Def split_dataset(X, node_indices, feature):

For exercise 2 this week, do X and node_indices necessarily need to be of the same length? I keep getting a ‘List index out of range’ error when I try to assign the node indices to the left and right nodes.

No, node_indices does not have to have the same length as X, but the elements in node_indices must be smaller than len(node_indices) since those elements are used to index elements of X, e.g. X[a_node_index].

Raymond

Why would you need the whole design matrix, X, when splitting on nodes that don’t contain all the training examples?

Aside from that, I keep getting a ‘list index out of range’ error which I think is coming from the test case that passes 3 as an argument for feature when X has as its columns 0,1,2. (line 68 of public_tests.py)

There is always trade-off in decision that we make.

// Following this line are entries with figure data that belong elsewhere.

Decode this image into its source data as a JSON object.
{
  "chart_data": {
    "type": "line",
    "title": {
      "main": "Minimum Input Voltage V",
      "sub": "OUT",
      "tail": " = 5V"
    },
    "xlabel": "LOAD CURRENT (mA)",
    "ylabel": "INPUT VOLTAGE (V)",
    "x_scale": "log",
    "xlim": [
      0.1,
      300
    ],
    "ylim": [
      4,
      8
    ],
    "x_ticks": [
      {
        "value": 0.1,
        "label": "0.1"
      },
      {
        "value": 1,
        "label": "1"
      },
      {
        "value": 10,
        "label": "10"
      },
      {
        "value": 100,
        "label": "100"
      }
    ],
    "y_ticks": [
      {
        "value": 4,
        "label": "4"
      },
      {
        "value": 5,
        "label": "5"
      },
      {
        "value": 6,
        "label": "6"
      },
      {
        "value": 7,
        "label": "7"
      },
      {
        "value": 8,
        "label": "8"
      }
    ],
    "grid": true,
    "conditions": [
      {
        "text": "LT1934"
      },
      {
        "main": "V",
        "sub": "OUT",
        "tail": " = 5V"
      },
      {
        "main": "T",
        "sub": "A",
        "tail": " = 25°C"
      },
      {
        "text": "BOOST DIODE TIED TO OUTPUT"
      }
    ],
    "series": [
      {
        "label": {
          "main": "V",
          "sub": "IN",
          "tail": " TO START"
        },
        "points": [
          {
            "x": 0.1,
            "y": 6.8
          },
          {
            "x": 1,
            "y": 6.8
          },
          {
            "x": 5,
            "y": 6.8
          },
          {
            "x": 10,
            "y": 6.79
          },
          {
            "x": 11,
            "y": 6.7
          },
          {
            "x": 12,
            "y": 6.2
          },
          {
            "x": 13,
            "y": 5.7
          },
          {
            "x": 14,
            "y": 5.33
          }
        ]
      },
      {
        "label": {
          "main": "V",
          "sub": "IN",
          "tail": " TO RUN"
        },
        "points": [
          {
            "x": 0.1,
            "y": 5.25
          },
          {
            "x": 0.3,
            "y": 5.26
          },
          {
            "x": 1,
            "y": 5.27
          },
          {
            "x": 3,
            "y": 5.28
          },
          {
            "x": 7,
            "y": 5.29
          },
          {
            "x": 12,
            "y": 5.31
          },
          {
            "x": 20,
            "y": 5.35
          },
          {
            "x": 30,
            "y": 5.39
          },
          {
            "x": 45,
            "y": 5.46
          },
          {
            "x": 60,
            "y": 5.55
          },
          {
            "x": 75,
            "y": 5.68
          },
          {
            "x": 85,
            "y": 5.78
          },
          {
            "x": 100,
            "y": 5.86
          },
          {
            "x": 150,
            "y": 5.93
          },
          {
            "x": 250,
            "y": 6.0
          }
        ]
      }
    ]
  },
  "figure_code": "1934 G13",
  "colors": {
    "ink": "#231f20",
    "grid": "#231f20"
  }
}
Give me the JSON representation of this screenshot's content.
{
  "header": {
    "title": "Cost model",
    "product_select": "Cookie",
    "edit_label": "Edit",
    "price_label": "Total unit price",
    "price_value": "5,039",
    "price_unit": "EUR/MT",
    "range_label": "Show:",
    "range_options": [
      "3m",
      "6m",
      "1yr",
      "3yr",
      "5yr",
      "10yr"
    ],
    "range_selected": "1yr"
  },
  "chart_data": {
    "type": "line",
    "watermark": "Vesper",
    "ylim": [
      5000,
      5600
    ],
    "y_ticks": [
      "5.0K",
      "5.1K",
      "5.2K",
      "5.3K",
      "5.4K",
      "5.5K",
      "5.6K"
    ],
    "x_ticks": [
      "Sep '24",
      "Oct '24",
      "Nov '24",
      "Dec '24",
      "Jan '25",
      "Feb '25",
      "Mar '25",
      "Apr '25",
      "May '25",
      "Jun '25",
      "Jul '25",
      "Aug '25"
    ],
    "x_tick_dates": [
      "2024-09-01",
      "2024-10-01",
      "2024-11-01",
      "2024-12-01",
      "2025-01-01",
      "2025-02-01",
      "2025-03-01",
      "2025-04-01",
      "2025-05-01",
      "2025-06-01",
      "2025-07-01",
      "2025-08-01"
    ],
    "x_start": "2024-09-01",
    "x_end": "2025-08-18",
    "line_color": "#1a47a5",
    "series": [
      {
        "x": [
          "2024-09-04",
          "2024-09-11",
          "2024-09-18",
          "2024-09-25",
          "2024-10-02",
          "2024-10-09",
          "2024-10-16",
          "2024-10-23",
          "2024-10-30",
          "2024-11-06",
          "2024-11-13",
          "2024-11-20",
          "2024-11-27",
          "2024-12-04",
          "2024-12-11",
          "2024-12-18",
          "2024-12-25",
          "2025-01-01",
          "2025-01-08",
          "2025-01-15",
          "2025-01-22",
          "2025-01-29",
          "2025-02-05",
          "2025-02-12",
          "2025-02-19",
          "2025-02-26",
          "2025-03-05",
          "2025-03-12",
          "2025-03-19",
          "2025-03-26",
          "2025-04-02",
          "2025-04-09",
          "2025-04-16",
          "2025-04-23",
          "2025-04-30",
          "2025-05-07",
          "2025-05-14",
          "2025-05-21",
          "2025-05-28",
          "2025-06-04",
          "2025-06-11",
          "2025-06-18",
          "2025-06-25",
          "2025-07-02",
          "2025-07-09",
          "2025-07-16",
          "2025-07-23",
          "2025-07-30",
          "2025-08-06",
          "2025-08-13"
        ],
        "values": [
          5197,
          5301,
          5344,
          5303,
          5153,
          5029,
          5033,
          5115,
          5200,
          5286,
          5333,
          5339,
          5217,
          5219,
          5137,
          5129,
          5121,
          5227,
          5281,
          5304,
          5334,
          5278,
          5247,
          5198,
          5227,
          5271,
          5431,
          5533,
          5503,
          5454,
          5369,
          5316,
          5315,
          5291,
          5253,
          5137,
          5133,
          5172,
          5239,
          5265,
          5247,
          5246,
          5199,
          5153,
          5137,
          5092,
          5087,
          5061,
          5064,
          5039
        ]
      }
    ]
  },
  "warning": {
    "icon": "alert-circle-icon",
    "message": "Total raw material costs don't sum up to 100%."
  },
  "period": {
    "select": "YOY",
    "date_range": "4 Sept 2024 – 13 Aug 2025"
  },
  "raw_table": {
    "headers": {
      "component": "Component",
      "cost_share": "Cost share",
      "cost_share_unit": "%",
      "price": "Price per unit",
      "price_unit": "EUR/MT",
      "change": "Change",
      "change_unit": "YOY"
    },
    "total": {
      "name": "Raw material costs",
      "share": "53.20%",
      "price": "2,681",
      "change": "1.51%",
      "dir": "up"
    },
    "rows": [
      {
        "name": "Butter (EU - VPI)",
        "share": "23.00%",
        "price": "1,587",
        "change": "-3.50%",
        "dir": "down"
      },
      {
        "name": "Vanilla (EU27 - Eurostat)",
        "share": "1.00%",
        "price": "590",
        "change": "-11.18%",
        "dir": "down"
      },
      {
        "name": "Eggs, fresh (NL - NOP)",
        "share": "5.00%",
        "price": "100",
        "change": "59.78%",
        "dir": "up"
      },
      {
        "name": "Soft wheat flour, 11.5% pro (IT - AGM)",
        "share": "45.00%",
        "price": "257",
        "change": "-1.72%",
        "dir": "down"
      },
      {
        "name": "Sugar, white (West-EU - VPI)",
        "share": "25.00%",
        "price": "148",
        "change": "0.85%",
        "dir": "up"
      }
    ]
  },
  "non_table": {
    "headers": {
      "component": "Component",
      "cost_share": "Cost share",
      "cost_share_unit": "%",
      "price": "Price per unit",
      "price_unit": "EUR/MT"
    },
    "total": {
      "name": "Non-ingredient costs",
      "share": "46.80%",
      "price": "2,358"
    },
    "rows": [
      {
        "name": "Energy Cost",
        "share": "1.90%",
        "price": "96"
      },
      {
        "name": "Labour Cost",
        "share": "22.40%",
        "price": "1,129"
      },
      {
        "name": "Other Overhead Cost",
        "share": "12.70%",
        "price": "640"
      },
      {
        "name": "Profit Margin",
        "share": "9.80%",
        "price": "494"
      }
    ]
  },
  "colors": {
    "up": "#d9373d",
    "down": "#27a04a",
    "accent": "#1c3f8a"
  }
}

The decision to include the whole X both makes sure the integrity of data and avoid creating many copies. In other words, we always only need the minimum amount of memory to store it throughout. It is not that we can throw some part of the X away when it is not needed in one place because it may be needed in another place. Indexing is a very common practice.

We need the whole error traceback, but I suggest you to try to figure it out yourself. If it said “index out of range”, then it explained the trouble and where the trouble is. All the test cases have been verified to be passable if the code is implemented as instructed.

Raymond

Thanks for your replies Raymond. They have been helpful.

You are welcome, @David_Stulman!